Als Fungizid werden chemisch oder biologisch wirkende Stoffe bezeichnet, welche Pilze und Pilzsporen abtöten. Desinfektionsmittel und auch Konservierungsstoffe wirken in der Regel fungizid. Fungistatika sind hingegen chemische Mittel, die das Wachstum und die Vermehrung von Pilzen hemmen. Bei einer Entfernung des Wirkstoffs wächst der Pilz im bekannten Tempo, vergleichbar wie vor der Anwendung, weiter.

Fungizide werden ebenfalls in der Herstellung von Lebensmitteln eingesetzt.

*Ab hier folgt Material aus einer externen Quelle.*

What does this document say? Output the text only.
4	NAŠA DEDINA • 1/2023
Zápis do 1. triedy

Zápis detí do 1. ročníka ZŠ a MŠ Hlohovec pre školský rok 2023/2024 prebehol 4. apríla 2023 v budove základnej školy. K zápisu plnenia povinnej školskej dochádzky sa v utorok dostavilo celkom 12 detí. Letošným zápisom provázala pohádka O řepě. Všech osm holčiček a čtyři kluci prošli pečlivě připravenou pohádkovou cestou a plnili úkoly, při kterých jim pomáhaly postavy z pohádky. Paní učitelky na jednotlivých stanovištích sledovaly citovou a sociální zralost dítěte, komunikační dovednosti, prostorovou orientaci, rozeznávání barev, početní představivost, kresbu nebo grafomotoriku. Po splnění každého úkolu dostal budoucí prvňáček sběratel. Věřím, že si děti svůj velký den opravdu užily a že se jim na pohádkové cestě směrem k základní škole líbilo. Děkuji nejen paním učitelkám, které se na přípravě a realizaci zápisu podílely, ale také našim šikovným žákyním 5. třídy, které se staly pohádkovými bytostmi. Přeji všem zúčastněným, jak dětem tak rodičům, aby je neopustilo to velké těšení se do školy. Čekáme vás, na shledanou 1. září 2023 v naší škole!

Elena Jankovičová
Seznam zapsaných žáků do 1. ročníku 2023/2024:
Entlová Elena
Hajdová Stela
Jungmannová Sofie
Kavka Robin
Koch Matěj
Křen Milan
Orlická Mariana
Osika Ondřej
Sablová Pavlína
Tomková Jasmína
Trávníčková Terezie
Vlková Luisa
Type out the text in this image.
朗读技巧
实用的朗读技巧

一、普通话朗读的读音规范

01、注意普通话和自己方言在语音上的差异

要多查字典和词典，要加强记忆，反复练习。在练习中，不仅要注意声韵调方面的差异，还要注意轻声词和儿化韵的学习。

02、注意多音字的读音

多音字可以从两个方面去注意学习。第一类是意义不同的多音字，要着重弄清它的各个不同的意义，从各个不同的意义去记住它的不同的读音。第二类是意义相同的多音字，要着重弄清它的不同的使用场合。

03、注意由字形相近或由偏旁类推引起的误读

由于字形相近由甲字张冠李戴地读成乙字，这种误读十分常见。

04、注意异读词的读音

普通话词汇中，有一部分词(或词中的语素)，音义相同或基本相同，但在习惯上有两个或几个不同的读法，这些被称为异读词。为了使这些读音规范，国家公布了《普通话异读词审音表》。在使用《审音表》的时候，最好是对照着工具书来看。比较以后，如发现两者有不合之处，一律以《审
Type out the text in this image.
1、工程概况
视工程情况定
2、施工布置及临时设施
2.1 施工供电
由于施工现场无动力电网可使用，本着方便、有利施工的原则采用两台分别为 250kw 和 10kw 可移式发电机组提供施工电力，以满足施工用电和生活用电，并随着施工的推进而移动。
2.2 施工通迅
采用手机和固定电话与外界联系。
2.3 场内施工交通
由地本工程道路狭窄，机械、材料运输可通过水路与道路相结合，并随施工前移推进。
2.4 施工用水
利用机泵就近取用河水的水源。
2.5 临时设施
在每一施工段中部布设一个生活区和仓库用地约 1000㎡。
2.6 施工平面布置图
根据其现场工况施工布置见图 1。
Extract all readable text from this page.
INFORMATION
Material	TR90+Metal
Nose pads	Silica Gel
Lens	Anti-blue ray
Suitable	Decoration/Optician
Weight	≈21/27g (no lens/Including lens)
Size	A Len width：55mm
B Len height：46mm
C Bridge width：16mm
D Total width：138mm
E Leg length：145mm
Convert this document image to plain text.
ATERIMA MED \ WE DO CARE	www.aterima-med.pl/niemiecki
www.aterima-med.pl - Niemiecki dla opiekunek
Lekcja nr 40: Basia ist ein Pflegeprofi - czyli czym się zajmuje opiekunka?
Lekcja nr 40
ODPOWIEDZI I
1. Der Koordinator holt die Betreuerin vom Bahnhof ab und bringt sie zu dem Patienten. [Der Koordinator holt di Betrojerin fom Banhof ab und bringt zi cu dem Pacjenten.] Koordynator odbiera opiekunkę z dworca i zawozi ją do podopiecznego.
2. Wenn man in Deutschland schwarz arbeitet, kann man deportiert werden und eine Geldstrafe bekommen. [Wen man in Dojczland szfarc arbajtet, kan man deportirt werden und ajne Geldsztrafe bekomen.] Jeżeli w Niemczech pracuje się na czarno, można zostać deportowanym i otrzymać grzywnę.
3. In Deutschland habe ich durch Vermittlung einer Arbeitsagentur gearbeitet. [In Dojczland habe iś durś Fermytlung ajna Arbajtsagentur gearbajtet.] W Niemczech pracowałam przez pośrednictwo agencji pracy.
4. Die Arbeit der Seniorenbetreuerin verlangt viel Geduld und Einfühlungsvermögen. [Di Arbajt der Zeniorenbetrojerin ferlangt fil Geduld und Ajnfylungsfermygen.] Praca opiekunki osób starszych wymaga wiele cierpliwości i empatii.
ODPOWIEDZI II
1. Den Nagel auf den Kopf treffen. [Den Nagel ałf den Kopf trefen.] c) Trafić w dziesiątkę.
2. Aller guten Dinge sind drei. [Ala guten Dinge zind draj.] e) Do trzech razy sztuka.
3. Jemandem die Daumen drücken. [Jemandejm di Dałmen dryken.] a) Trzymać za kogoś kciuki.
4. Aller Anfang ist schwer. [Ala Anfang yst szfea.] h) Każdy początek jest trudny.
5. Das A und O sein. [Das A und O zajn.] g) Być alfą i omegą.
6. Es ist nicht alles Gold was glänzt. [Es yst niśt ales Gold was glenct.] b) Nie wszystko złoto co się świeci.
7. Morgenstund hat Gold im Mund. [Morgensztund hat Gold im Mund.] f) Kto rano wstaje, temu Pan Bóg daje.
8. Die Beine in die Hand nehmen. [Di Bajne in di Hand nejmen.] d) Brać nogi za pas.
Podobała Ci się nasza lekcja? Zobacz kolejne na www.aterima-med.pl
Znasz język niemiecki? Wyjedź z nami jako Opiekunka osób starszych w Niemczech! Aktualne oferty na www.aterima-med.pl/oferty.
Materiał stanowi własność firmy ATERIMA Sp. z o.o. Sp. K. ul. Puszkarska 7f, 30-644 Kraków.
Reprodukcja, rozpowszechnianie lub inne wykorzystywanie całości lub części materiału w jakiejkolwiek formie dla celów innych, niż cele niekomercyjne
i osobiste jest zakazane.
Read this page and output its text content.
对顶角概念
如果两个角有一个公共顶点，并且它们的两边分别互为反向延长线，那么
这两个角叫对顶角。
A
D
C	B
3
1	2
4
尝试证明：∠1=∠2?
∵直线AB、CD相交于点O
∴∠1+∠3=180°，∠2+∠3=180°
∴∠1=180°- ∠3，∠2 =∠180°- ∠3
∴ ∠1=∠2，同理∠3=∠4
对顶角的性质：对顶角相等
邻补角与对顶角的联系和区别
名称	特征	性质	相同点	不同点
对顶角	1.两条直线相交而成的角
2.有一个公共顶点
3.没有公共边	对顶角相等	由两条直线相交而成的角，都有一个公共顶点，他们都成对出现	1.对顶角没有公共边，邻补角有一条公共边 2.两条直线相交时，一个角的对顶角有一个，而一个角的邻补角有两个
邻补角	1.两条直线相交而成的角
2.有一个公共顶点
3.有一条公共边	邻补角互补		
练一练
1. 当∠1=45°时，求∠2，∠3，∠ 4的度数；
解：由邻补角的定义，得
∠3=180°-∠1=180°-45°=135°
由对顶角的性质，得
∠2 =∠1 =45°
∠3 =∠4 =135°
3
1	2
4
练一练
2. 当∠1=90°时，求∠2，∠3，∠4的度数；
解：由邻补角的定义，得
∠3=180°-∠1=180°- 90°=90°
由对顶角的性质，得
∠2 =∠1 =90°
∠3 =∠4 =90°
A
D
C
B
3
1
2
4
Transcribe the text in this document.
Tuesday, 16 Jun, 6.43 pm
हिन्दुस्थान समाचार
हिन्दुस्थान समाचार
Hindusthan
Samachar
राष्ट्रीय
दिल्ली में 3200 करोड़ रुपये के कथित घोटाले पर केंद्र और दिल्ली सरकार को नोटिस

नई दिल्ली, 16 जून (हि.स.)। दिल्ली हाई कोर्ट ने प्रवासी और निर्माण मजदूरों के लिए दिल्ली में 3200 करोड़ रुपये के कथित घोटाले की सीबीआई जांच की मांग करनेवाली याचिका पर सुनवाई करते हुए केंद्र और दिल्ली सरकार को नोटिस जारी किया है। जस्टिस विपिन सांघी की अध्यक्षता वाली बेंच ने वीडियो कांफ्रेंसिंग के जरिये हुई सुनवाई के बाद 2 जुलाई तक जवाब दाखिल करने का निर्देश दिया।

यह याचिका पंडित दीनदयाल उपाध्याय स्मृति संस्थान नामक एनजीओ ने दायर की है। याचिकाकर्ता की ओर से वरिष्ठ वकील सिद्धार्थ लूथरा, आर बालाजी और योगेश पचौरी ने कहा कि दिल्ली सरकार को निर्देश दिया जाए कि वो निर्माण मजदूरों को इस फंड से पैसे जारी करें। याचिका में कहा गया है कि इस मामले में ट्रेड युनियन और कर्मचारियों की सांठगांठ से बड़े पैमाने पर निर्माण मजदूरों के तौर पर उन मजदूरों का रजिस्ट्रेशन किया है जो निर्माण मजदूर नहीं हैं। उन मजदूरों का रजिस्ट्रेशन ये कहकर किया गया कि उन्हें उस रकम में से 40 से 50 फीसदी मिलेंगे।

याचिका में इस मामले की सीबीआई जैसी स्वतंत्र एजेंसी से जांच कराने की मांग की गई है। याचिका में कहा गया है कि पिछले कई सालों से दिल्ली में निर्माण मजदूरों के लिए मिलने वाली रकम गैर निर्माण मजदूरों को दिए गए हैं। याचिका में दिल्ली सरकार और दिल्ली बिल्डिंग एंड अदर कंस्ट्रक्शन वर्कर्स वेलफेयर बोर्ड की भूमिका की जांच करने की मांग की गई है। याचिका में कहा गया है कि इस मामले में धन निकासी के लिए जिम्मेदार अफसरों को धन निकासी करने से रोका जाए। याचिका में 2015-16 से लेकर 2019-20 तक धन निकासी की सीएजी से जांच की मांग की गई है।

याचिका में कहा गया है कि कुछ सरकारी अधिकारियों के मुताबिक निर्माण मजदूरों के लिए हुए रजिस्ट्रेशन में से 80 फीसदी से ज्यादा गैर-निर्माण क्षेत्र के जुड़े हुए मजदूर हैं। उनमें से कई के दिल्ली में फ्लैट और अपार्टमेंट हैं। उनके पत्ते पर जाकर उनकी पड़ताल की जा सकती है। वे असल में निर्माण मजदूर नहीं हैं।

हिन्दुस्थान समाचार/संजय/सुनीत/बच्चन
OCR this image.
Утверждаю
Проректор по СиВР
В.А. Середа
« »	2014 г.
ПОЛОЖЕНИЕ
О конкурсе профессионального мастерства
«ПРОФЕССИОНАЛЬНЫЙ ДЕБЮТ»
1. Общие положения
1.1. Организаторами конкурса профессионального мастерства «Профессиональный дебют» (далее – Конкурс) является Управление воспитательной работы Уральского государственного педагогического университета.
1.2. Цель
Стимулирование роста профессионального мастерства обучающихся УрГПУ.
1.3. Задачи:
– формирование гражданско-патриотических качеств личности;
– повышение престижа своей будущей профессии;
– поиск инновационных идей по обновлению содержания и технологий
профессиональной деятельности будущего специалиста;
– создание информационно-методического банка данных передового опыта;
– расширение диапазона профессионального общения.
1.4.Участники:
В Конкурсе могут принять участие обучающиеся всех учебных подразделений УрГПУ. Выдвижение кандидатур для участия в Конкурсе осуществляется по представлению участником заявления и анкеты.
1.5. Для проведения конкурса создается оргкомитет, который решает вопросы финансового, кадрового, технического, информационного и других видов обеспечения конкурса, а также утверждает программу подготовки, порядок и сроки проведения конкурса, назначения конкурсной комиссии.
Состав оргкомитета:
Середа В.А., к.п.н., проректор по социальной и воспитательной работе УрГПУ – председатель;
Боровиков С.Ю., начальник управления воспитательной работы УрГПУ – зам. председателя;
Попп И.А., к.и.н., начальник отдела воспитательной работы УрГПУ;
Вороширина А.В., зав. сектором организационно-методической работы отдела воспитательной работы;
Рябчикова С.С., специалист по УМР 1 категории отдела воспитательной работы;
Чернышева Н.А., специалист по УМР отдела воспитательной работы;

In Medikamenten wird in der Regel der Begriff "fungizid" durch Antimykotika ersetzt.

Die Wirkungsweisen von Fungizide werden in 3 Kategorien eingeglieder:

  1. Verhinderung einer Sporenkeimung (Protetive Wirkungsweise)
  2. Stoppen der Infektion im Anfangsstadium (Kurative Wirkungsweise)
  3. Bekämpfung des Pilzbefalls, auch wenn bereits Befallssymptome aufgetreten sind (eradikative Wirkungsweise)

Wichtig zu erwähnen ist, dass eine Abtötung von Sporen grundsätzlich längere Einwirkzeiten und höhere Dosen bzw. aggressivere Chemikalien(konzentrationen) benötigt, als das Unschädlichmachen von aktiven Pilzen. Dies ist im physiologischen Aufbau (Morphologie) von Sporen begründet, die meist über besonders hartnäckige, dicke Außenschichten verfügen.